On this day in 1941, President Franklin Delano Roosevelt delivered a State of the Union address in which he proclaimed, “In the future days, which we seek to make secure, we look forward to a world founded upon four essential human freedoms.”
Two of those four freedoms — of speech and worship — are enshrined in our First Amendment. But the other two were new: “freedom from want” and “freedom from fear.”
No one desires people to go wanting or folks to be afraid, of course, though sometimes fear can usefully spur us to take corrective action. But while government can capably protect freedom of speech and religion, it cannot magically wipe out want or fear.
Wants are unlimited; fears can be, too.
When a child wakes up crying from a nightmare, do we need a government program? When a fellow member of the “Me Generation” fervently desires a new iPad, should Uncle Sam provide it?

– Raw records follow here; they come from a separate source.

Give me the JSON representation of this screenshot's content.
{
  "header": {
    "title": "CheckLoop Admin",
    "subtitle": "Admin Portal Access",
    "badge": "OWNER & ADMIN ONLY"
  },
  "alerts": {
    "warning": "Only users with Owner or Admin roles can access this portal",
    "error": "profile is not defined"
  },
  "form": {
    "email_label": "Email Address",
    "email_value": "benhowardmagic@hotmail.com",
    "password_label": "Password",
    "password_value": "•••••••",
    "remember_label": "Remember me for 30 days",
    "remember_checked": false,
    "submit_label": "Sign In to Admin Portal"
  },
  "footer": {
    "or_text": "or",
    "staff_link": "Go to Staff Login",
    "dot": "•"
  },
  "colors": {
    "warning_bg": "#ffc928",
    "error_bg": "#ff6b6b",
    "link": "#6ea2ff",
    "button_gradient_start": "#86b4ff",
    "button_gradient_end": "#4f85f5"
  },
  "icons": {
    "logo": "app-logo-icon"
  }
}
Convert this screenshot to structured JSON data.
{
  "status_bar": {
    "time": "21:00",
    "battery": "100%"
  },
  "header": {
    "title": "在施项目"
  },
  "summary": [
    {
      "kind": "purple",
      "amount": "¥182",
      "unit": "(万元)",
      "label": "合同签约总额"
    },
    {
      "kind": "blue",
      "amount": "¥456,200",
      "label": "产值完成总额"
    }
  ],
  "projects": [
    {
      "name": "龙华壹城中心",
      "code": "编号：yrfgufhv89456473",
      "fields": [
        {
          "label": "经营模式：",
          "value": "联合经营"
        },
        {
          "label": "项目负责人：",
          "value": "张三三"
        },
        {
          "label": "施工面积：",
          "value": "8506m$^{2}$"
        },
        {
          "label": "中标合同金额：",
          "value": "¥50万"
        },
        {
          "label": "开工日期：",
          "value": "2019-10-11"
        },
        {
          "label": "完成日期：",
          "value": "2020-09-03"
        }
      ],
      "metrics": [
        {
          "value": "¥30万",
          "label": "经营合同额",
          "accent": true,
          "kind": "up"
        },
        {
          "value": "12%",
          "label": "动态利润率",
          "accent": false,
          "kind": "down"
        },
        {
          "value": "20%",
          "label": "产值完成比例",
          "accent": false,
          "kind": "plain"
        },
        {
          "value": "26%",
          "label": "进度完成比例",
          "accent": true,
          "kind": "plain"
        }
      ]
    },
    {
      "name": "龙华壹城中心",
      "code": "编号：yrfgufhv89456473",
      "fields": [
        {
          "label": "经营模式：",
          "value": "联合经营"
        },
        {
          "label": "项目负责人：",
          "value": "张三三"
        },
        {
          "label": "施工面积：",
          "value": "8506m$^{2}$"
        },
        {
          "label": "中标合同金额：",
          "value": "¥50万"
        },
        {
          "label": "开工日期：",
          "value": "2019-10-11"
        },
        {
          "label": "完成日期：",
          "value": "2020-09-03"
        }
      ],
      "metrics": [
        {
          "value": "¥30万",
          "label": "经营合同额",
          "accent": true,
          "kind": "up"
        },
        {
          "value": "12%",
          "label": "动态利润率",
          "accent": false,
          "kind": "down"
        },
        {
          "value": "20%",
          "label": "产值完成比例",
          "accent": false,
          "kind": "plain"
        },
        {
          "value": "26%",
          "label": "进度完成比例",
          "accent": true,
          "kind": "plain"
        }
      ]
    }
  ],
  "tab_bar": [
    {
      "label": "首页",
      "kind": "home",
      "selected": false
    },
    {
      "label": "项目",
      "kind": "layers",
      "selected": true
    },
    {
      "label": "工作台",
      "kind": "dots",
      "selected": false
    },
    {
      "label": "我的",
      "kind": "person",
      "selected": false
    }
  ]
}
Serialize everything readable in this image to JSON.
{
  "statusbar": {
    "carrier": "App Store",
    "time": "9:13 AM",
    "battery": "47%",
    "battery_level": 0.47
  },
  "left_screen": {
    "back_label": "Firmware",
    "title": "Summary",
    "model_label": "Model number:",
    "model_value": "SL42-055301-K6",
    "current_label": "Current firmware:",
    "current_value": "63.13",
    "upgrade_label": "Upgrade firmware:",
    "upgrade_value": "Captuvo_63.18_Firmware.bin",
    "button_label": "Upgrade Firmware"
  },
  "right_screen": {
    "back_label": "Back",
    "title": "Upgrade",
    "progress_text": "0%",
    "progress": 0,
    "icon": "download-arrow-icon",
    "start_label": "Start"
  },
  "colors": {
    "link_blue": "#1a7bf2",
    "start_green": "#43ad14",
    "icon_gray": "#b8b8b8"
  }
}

FDR wasn’t talking about iPads or bad dreams, but his new notions were so loose and fuzzy that they changed the conception of government from a limited association protecting our individual ability to pursue happiness into an unlimited institution powerful enough to create a society without want or fear.
Government has a role in protecting us from invasion or attack, from crime, but it cannot provide freedom from fear. Government has a role in protecting our economic freedom to produce and trade, to engage in commerce, but it cannot fulfill our every want.
We lose what we can achieve when we demand what cannot be given to us.
This is Common Sense. I’m Paul Jacob.